くチャンスを見付けて集まる工夫をしなくちゃね。今日中に連絡をとって、みんなに知らせておきましょうね、あんた、調査や庶務の方を受持って下さる?」
「ええ、いいわ、……一階《みせ》の給仕があんたを呼んでるわよ。ほら……」
「何かしら?」
 ひそめた眉をその儘、槇子は椅子を立ち上った。
「ああ貴方前川さんですか、あのね、部長がお呼びですよ。」
 男の声に愕いて、いろンな眼が振り返る。
「じやァね。直ぐですよ。」
「ええ……」
 失望した顔が一ツ一ツ元の位置へ戻っていった。
「何用かしら?」
 テーブルの利札を整理し乍ら、槇子は首を傾けた。
「部長の呼び出しなんて……」
 祥子は、債券の額面をグット睨んで、「もしかしたら、感付かれたんじやない?」
「此処《ここ》でやってる運動《しごと》のこと? まさか、そんなことじゃァないわ。だったとしたら、どんな方法で……」
「ともかく……これ……」
 祥子の拳が唇へ大きな栓をした。
「フん。」
 槇子は強い合点をすると、その儘相手へ背をみせてドアを出て行った。
 人気のない廊下を草履がパタパタ反響していく。
 ――若しこの呼び出しが警戒に価するものなら……
 エレヴェタアに乗って、小さい室内灯《ルームライト》を睨み上げている自分の生真面目な顔を細い鏡の中に発見して、槇子は思わず噴き出してしまった。余り神経質すぎる自分を、肚《はら》の中で蹴とばした。
 ――頑張れるだけ頑張る迄さ――
 一階《みせ》は相変らず男達の体臭で充満していた。出納の記帳台に納っていた白板《パイパン》面が、係長の眼を盗んで槇子へ下手くそなウインクを送ってよこした。その歪んだのし餅みたいな顔を、彼女は鼻の先きで突き刺してやった。
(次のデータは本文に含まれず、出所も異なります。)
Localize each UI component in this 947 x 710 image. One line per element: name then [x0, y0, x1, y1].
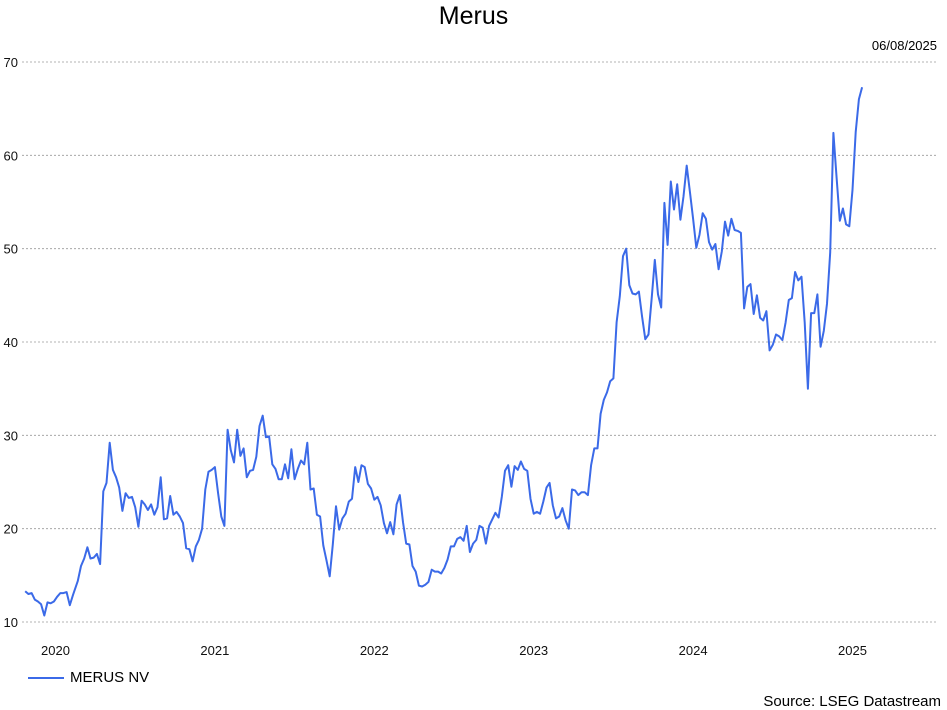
x-axis: 2020 2021 2022 2023 2024 2025: [41, 643, 867, 658]
legend: MERUS NV: [28, 669, 149, 686]
y-tick-label: 50: [4, 242, 18, 257]
series-line-0: [24, 86, 864, 617]
x-tick-label: 2024: [679, 643, 708, 658]
source-note: Source: LSEG Datastream: [763, 693, 941, 710]
legend-swatch: [28, 676, 64, 679]
y-axis: 10 20 30 40 50 60 70: [4, 55, 18, 630]
series-layer: [24, 86, 864, 617]
y-tick-label: 60: [4, 148, 18, 163]
legend-label: MERUS NV: [70, 669, 150, 686]
x-tick-label: 2020: [41, 643, 70, 658]
x-tick-label: 2021: [200, 643, 229, 658]
chart-title: Merus: [438, 2, 509, 30]
y-tick-label: 20: [4, 522, 18, 537]
y-tick-label: 40: [4, 335, 18, 350]
y-tick-label: 10: [4, 615, 18, 630]
y-tick-label: 70: [4, 55, 18, 70]
y-tick-label: 30: [4, 428, 18, 443]
x-tick-label: 2022: [360, 643, 389, 658]
x-tick-label: 2023: [519, 643, 548, 658]
x-tick-label: 2025: [838, 643, 867, 658]
grid-lines: [22, 61, 937, 623]
chart-date-label: 06/08/2025: [871, 38, 937, 53]
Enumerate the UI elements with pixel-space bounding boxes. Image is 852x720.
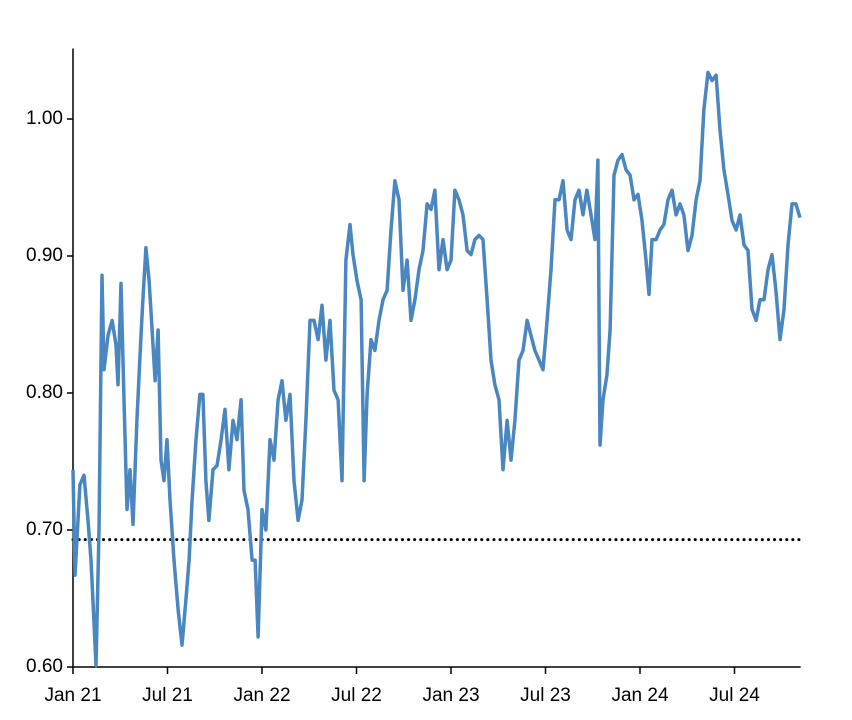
x-tick-label: Jul 22 — [331, 685, 382, 706]
y-tick-label: 0.80 — [26, 382, 63, 403]
x-tick-label: Jan 23 — [422, 685, 479, 706]
x-tick-label: Jan 22 — [233, 685, 290, 706]
y-tick-label: 0.90 — [26, 245, 63, 266]
x-tick-label: Jul 24 — [709, 685, 760, 706]
y-tick-label: 0.70 — [26, 519, 63, 540]
x-tick-label: Jul 23 — [520, 685, 571, 706]
data-line — [71, 70, 802, 668]
y-tick-label: 1.00 — [26, 108, 63, 129]
x-tick-label: Jan 24 — [611, 685, 668, 706]
x-tick-label: Jul 21 — [142, 685, 193, 706]
y-tick-label: 0.60 — [26, 656, 63, 677]
x-tick-label: Jan 21 — [44, 685, 101, 706]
 スチームへ尻をあてがって新聞を読んでいた預金部長の禿《はげ》は、眼鏡越しにギロリと彼女を覗き、直ぐに不躾《ぶしつけ》を取り戻すかのように、めめずのような笑皺を泥色した唇の周りへ匍《は》わせた。
 男達は、各々の勤勉さを害ねない程度に、槇子への秋波を怠らなかった。丁度、交尾期の雄犬が、その鋭い嗅覚で雌犬の存在を知るように、行手では、どの男もどの男も顔をあげて彼女を迎えた。
 証券部長は一階の席にいなかった。
 給仕の知らせで、槇子は、正面の羅紗張りのドアを押した。後で、男達の囁きが起った。